DECaDE Research Recognised at CVPR 2026 with Compute Transparency Award

Researchers from DECaDE, part of the Centre for Vision, Speech and Signal Processing (CVSSP) at the University of Surrey, received international recognition at the IEEE/CVF Conference on Computer Vision and Pattern Recognition (CVPR) 2026 when their paper, TokenTrace, was awarded the CVPR Compute Transparency Champion Award.

Held from 3–7 June 2026 at the Colorado Convention Centre in Denver, Colorado, USA, CVPR is one of the world’s leading conferences in computer vision and artificial intelligence. The award recognises research that demonstrates strong transparency in reporting computational costs while maintaining efficient use of resources.

TokenTrace, developed through a collaboration between DECaDE researchers and Adobe Research, explores how multiple creative influences within AI-generated images can be traced and attributed. The work addresses growing challenges around transparency, attribution and accountability in generative AI systems.

Alongside the award-winning research, DECaDE played an active role in shaping discussions around trust, provenance and attribution at CVPR 2026. Professor John Collomosse co-chaired the Authenticity and Provenance in the Age of Generative AI (APAI) workshop and delivered an invited keynote at the SPAR-3D: Security, Privacy, and Adversarial Robustness in 3D Generative Vision Models workshop entitled “Durable Media Provenance for Rights and Content Licensing.”

Professor John Collomosse presenting at CVPR 2026.

The keynote explored the infrastructure needed to support trust, attribution and rights management in AI-generated media, highlighting the growing importance of provenance technologies in enabling transparent content supply chains and responsible content licensing.

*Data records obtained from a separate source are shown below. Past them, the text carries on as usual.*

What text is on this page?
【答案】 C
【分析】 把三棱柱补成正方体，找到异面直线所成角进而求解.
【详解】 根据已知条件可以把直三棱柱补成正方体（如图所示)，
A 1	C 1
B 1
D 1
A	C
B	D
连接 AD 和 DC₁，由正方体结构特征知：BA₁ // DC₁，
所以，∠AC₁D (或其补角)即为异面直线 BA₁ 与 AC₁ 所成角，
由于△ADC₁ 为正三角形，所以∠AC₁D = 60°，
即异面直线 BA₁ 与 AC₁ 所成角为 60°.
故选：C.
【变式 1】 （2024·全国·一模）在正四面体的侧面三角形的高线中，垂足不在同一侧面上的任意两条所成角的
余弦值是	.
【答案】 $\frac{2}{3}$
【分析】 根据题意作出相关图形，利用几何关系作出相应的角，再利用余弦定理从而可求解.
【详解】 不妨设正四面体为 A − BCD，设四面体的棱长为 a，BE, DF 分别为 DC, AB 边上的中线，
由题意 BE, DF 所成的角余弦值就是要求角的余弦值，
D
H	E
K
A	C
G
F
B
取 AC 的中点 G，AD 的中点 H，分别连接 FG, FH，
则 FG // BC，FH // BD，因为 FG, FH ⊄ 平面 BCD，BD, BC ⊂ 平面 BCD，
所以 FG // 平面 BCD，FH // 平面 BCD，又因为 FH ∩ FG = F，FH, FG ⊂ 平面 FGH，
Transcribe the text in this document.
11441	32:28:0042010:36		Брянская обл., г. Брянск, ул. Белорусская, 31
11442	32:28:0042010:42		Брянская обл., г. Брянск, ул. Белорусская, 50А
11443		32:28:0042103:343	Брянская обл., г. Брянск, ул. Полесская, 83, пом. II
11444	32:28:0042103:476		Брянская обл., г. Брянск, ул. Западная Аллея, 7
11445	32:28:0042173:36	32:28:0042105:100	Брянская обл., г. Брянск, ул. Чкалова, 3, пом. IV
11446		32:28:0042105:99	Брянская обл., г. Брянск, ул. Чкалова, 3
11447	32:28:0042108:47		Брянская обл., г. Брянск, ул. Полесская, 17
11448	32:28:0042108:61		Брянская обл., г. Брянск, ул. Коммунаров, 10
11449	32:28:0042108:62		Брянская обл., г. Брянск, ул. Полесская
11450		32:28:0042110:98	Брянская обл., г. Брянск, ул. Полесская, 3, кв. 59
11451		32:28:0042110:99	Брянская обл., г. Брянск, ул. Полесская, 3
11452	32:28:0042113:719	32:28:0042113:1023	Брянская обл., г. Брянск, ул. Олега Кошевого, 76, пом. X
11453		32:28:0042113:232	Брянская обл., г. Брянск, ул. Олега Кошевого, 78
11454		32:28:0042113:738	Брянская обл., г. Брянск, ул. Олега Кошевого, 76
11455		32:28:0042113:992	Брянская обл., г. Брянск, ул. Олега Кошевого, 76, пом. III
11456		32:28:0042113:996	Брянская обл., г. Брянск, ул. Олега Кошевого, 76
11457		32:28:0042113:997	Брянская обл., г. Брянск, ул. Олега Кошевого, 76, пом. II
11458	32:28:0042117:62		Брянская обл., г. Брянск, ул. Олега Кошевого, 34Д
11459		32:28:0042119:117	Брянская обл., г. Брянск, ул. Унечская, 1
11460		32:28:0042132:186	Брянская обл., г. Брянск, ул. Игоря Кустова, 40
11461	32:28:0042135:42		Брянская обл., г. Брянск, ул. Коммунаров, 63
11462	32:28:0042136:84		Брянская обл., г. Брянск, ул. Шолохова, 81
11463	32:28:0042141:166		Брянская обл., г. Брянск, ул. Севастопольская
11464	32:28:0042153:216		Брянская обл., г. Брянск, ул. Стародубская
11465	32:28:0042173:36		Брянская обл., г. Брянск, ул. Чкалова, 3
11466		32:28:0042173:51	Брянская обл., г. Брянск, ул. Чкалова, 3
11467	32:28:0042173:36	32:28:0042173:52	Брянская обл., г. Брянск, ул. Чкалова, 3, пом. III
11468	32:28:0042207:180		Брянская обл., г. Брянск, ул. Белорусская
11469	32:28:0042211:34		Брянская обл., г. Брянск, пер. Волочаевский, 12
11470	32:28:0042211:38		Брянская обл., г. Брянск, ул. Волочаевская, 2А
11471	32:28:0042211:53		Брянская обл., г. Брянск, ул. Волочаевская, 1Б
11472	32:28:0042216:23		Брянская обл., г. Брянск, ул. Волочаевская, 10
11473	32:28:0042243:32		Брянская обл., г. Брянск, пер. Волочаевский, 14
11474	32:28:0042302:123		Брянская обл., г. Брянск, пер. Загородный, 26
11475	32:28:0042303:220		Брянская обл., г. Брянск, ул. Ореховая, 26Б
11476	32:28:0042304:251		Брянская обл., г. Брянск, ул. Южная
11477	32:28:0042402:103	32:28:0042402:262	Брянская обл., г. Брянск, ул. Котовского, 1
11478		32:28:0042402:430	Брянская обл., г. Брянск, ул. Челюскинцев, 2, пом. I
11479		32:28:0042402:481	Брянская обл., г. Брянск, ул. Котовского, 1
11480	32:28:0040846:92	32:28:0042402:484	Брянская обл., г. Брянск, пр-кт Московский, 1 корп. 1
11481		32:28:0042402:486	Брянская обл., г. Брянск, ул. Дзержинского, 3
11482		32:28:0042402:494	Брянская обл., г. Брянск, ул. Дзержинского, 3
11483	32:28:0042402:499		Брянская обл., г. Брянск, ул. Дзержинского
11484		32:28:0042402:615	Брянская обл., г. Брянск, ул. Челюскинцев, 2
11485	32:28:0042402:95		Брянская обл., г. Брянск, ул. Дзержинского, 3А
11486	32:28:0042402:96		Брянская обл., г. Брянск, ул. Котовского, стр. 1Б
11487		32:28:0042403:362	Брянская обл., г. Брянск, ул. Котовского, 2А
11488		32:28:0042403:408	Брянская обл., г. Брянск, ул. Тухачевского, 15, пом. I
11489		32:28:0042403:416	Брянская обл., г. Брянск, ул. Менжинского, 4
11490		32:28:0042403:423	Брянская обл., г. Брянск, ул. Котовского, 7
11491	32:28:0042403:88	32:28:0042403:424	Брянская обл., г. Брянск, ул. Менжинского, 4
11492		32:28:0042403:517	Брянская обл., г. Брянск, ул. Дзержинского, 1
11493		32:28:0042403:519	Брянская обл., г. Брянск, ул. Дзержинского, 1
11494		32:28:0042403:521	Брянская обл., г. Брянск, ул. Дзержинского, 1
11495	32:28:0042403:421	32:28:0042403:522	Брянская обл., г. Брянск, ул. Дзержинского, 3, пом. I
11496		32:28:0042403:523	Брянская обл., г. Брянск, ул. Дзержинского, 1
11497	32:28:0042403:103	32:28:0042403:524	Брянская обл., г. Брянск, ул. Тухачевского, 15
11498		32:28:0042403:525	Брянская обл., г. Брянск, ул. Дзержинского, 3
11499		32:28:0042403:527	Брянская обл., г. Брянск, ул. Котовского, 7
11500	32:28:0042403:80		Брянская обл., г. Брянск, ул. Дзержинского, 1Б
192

DECaDE researchers also presented PRISM, a decentralised and privacy-preserving infrastructure that enables creators to make content discoverable for licensing while retaining control over their assets. The research was led by DECaDE postgraduate researcher Kar Balan and was presented at the APAI workshop by Professor John Collomosse. PRISM addresses a key challenge for the creative economy by supporting permission-based content discovery and fairer compensation for content reuse.

Together, DECaDE’s contributions at CVPR 2026 demonstrate impact and commitment to developing technologies that support trustworthy content supply chains, creator rights and responsible innovation in the age of generative AI.